Sur la nationale 14 qui relie Pleiku à Buôn Ma Thôt, anciennement appelée la piste Hô Chi Minh, des écoliers en uniforme, l’écharpe rouge fièrement arborée, saluent d’un geste amical: «Xin chào!» On s’invite, le temps d’une parenthèse, dans la cour d’une famille, des connaissances du guide. Des villageois honorent un voisin décédé. Agenouillé, un aïeul porte un bébé emmailloté dans une écharpe. Son tatouage sur l’avant-bras interpelle: «Souvenir de guerre», couple-t-il d’un sourire édenté. «Des vétérans américains reviennent en vacances dans la région. Certains soutiennent des ONG locales», reprend Tran Van Tue. La réunion se poursuit arrosée d’alcool de riz.

Les rizières miroitent de l’autre côté de la fenêtre de la voiture avec les silhouettes des paysans rehaussées d’un couvre-chef conique. Sur la terre rouge, des graines de café arabica ou robusta dorent au soleil. Dans les basses-cours, des cochons nains narguent le coq de combat dans sa cage avant l’heure de la joute, le passe-temps favori des campagnards.

Le panorama mue avec les 1500 mètres d’altitude de Da Lat. Les champs de poivriers cèdent la place aux alignements d’hévéas, l’une des plantes introduites par le Suisse Alexandre Yersin. Le collaborateur de l’Institut Pasteur convaincra, à la fin du XIXe siècle, les fonctionnaires français de Saigon de faire de cette «ville du printemps éternel» leur destination de villégiature. En raison de son climat tempéré, l’exploitation de tabac, de rose, de tulipe occupe dès lors le devant de la scène agricole. Sur la route qui nous ramène à Hô Chi Minh-Ville, le climat doux de la région de Bao Loc est quant à lui propice aux théiers.

Spectacle de rites animistes

Les villages de Lê et de Jun, situés aux abords du lac de Lak, site naturel encore protégé, se visitent obligatoirement en présence d’un guide local. Dans une maison construite sur pilotis et coiffée d’un toit de chaume, une troupe de l’ethnie Mnong orchestre un spectacle folklorique sur leurs rites animistes.
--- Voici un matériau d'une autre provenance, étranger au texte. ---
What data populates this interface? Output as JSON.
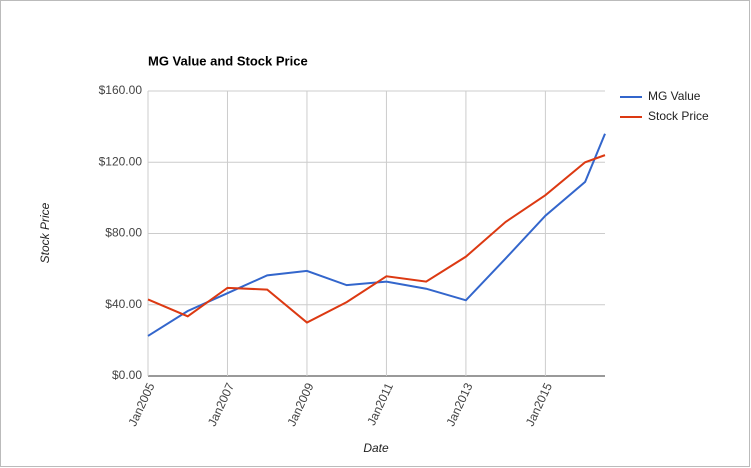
{
  "chart_data": {
    "type": "line",
    "title": "MG Value and Stock Price",
    "x_label": "Date",
    "y_label": "Stock Price",
    "x": [
      "2005-01",
      "2006-01",
      "2007-01",
      "2008-01",
      "2009-01",
      "2010-01",
      "2011-01",
      "2012-01",
      "2013-01",
      "2014-01",
      "2015-01",
      "2016-01",
      "2016-07"
    ],
    "series": [
      {
        "name": "MG Value",
        "color": "#3366cc",
        "values": [
          22.5,
          36.5,
          46.5,
          56.5,
          59,
          51,
          53,
          49,
          42.5,
          66,
          90,
          109,
          136
        ]
      },
      {
        "name": "Stock Price",
        "color": "#dc3912",
        "values": [
          43,
          33.5,
          49.5,
          48.5,
          30,
          41.5,
          56,
          53,
          67,
          86.5,
          101.5,
          120,
          124
        ]
      }
    ],
    "xlim": [
      "2005-01",
      "2016-07"
    ],
    "xticks": [
      {
        "value": "2005-01",
        "label": "Jan2005"
      },
      {
        "value": "2007-01",
        "label": "Jan2007"
      },
      {
        "value": "2009-01",
        "label": "Jan2009"
      },
      {
        "value": "2011-01",
        "label": "Jan2011"
      },
      {
        "value": "2013-01",
        "label": "Jan2013"
      },
      {
        "value": "2015-01",
        "label": "Jan2015"
      }
    ],
    "ylim": [
      0,
      160
    ],
    "yticks": [
      {
        "value": 0,
        "label": "$0.00"
      },
      {
        "value": 40,
        "label": "$40.00"
      },
      {
        "value": 80,
        "label": "$80.00"
      },
      {
        "value": 120,
        "label": "$120.00"
      },
      {
        "value": 160,
        "label": "$160.00"
      }
    ],
    "grid": true,
    "legend": "right"
  }
}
Dans un coin, une représentation de la Vierge témoigne du passage des missionnaires français qui les ont convertis au catholicisme. Au programme, gongs, xylophones en bambou, chamane, chanteurs et danseuses. À l’issue du spectacle, l’étranger profite d’une balade en pirogue ou à dos d’éléphant pour parfaire le cliché.

L’arrêt suivant, plus authentique, se fait au village de Plei Phun de l’ethnie Jaraï. Hril Sui, issu de cette peuplade, communique, fait rare, en vietnamien et en anglais. Auteur d’un recueil sur les légendes transmises oralement, cet habitant de Pleiku, se bat pour la préservation du patrimoine culturel et du dialecte.

On apprend que le régime matriarcal permet aux femmes de choisir leur époux. Ceux-ci emménagent avec leur belle-famille après une âpre négociation de la dote: bétails, tissus, bijoux. Par élan de pragmatisme, le gendre se retrouve parfois mis à l’épreuve avant le mariage. L’investissement ne serait-il pas mauvais s’il s’avérait fainéant?